I would also want a method that takes a list of Intersects and sorts it into clockwise order around the outline of the rectangle. I expect the list of Intersects would start in either clockwise or counterclockwise order, but it is important to know which one, so a sorting is called for. (You might alternatively just compare the first two Intersects and then reverse the order of the list if necessary.) I would use java.util.Collections.sort to do the sorting, and I would define a java.util.Comparator something like this:

private final class OutlineOrder implements Comparator<Intersect> {
    private final Rectangle2D rectangle;
    public OutlineOrder(Rectangle2D rectangle) {
        this.rectangle = rectangle;
    }
    @Override
    public int compare(Intersect a, Intersect b) {
    ...
    }
}

I'll leave the details of determining which Intersect is further clockwise to you.

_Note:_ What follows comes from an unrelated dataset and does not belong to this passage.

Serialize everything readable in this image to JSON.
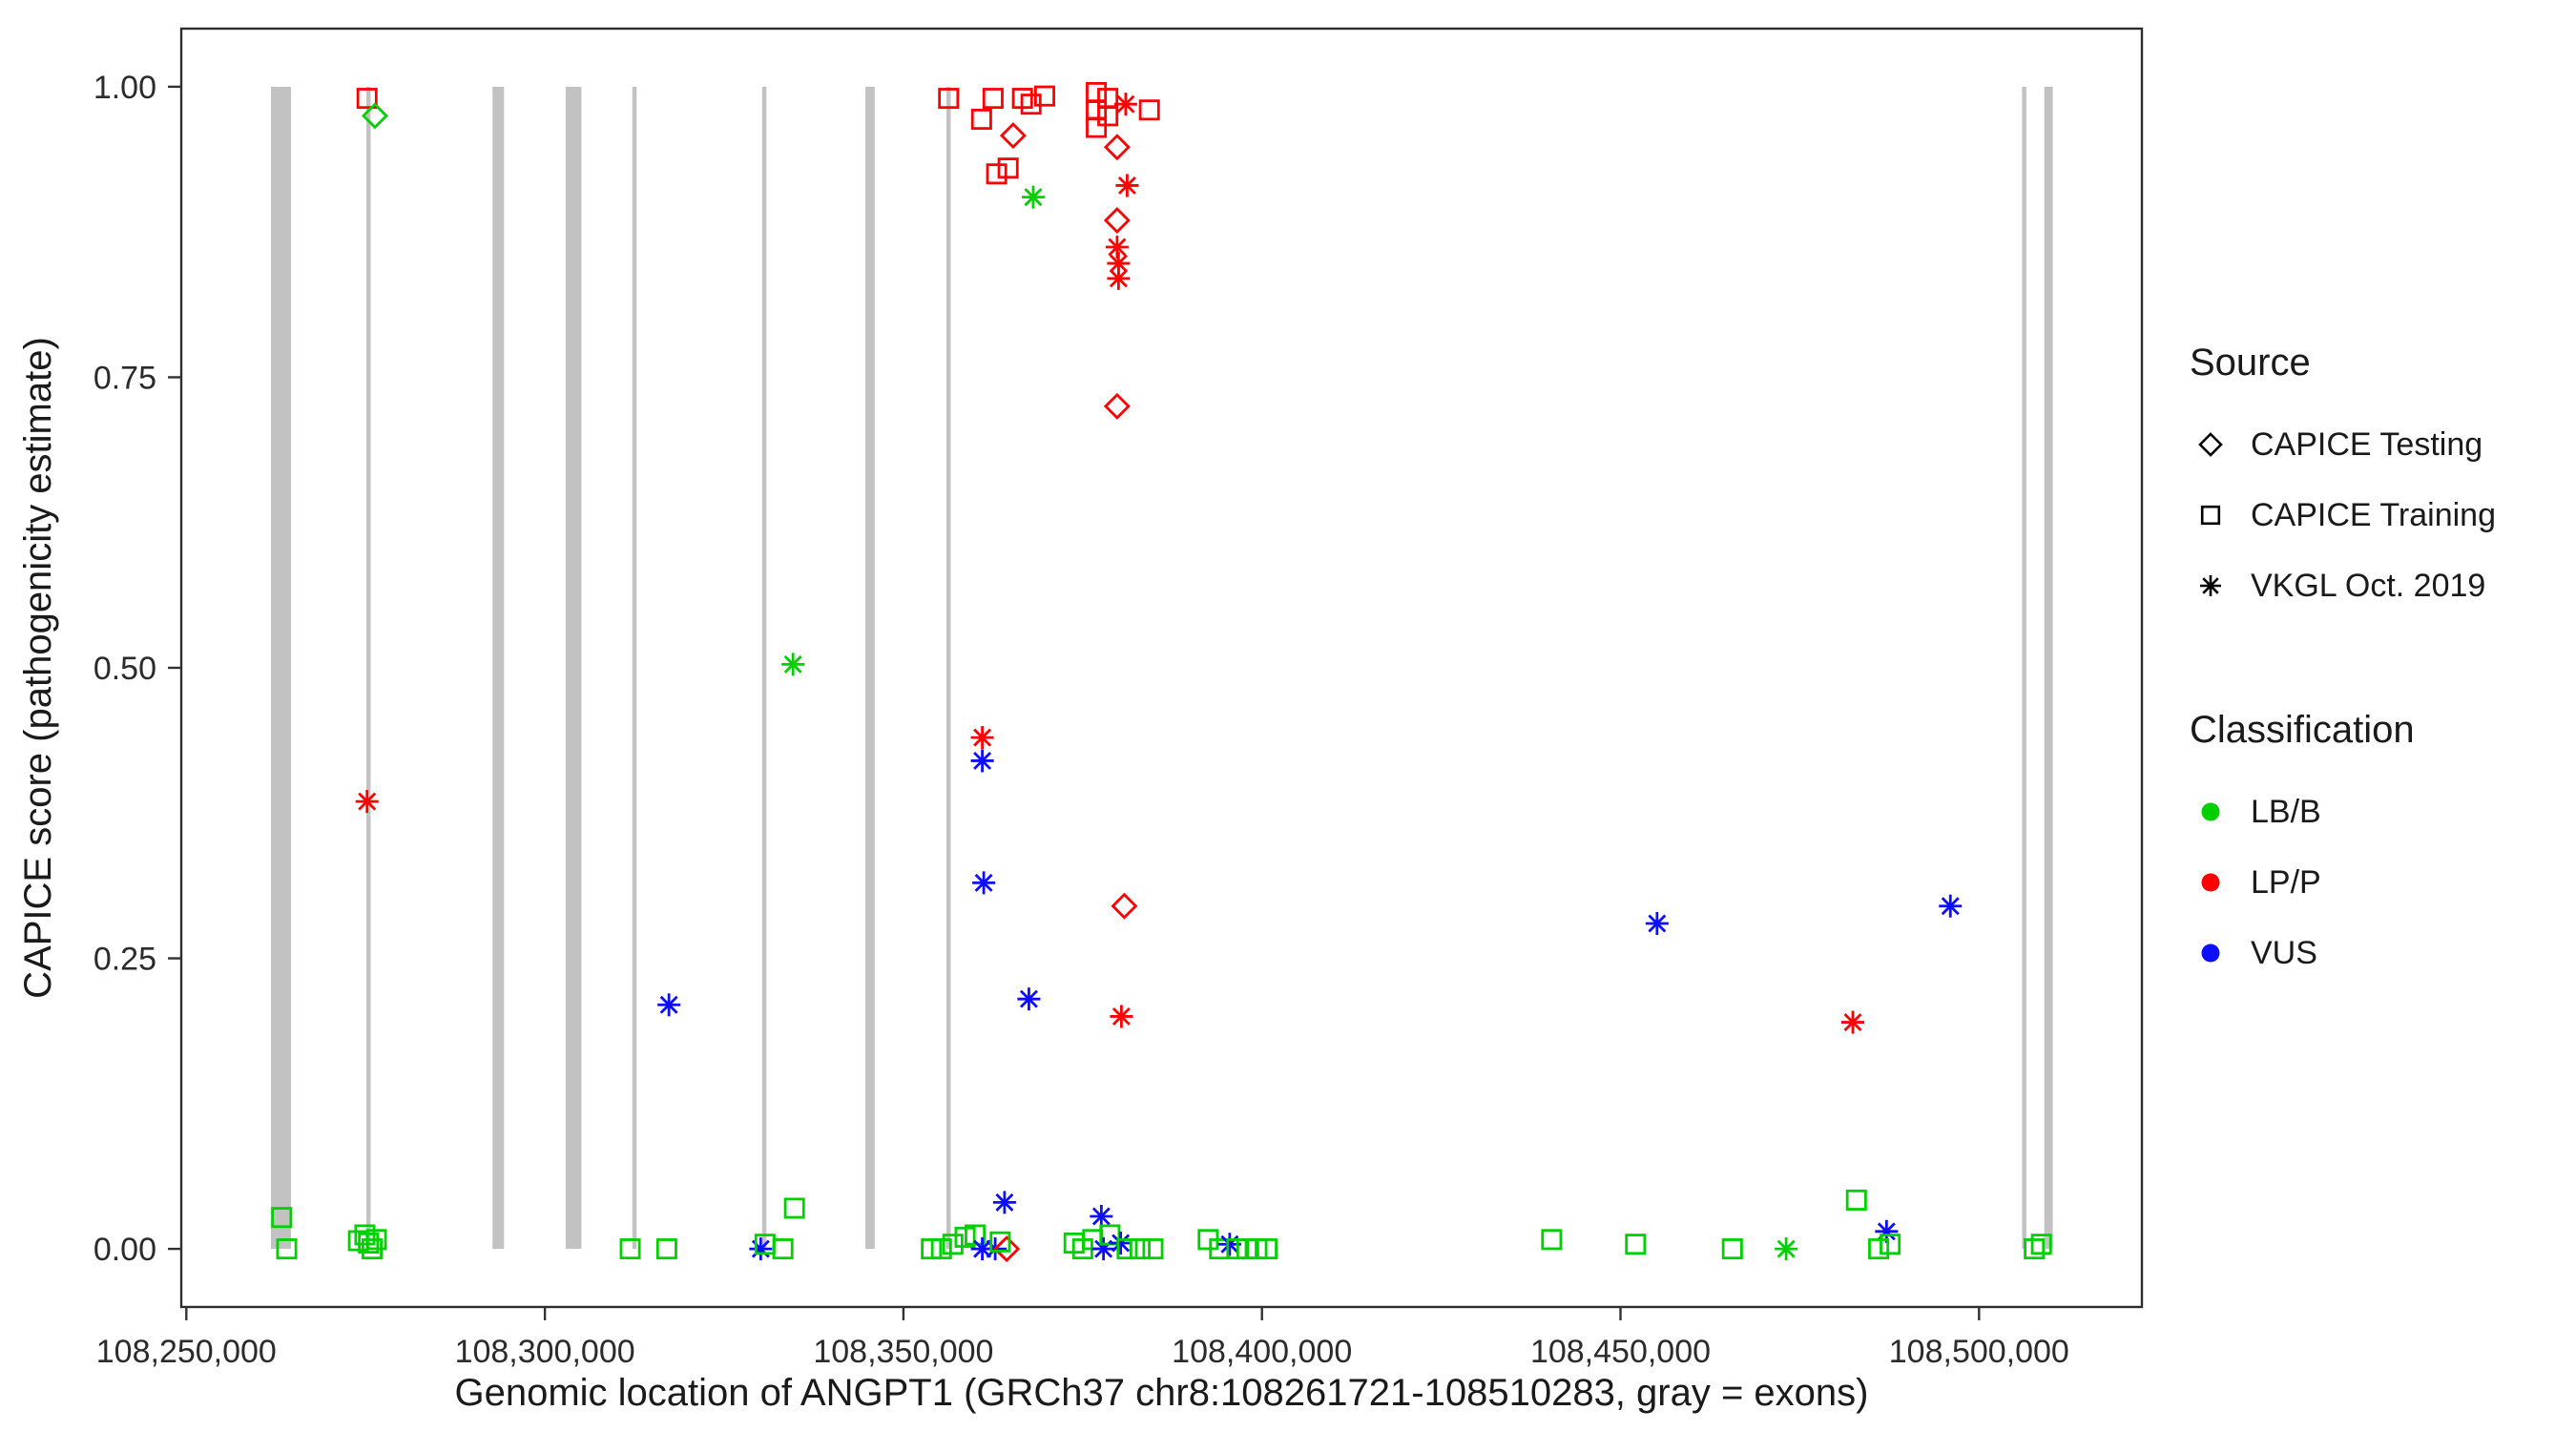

Then all we have to do is go through the list of Intersects in clockwise order until we find the first inward Intersect, and we start building up a list of vertices from the polygon. Each time we get to an outward Intersect we add its intersection point to the list and determine the next inward Intersect by using that method that returns CLOCKWISE or COUNTERCLOCKWISE above. If the next one is clockwise then we just continue, but if the next one is counterclockwise then we end this list of vertices, add it to the collection, and start a new list of vertices at the next clockwise inward Intersect.

I hope that helps.

You're right, forget about compare and the sorting idea. That was a mistake; there is no good way to sort them reliably. The Intersects will come already sorted, but depending on the polygon they may be going clockwise or counterclockwise. So I would take the first inward Intersect and check that its direction is clockwise, and if it's not clockwise then go to the next Intersect which should be outward and clockwise, then reverse everything: reverse the order of the vertices of the polygon, reverse the order of the Intersects, turn every inward Intersect into an outward Intersect, and every outward Intersect into an inward Intersect. This means that the outward clockwise Intersect is now an inward clockwise Intersect and you can proceed clockwise from there.

You may have to play with these ideas a little bit to get them to work. I haven't tested this.

I've realized that it is an advantage if the polygon is convex. You don't need to determine if a point is inside the polygon, but clipping a concave polygon can result in more than one polygon, and if you can assume that the convex polygon has clockwise vertices then you can connect intersection points in the clockwise direction. Otherwise you would probably need to use a ray from one of the intersection points parallel to the side of the rectangle to decide which direction was the inside direction.

You said it. ;) Actually clipping a concave polygon (with either a convex or concave) can result in more than 2 polygons but convex (with convex) can result in up to 2 polygons. That addes a lot of complexity.

There is no reason to test whether a point is in a polygon.
Whether the polygon is convex or concave, all you have to do is go along each vertex and edge in order.

That's a dangerous assumption by using only edges. Testing for edge intersection tells you only whether a polygon is completely inside or outside another polygon. If the cliping area is completely inside a selected polygon, the program will handle as if it does not touch the polygon at all.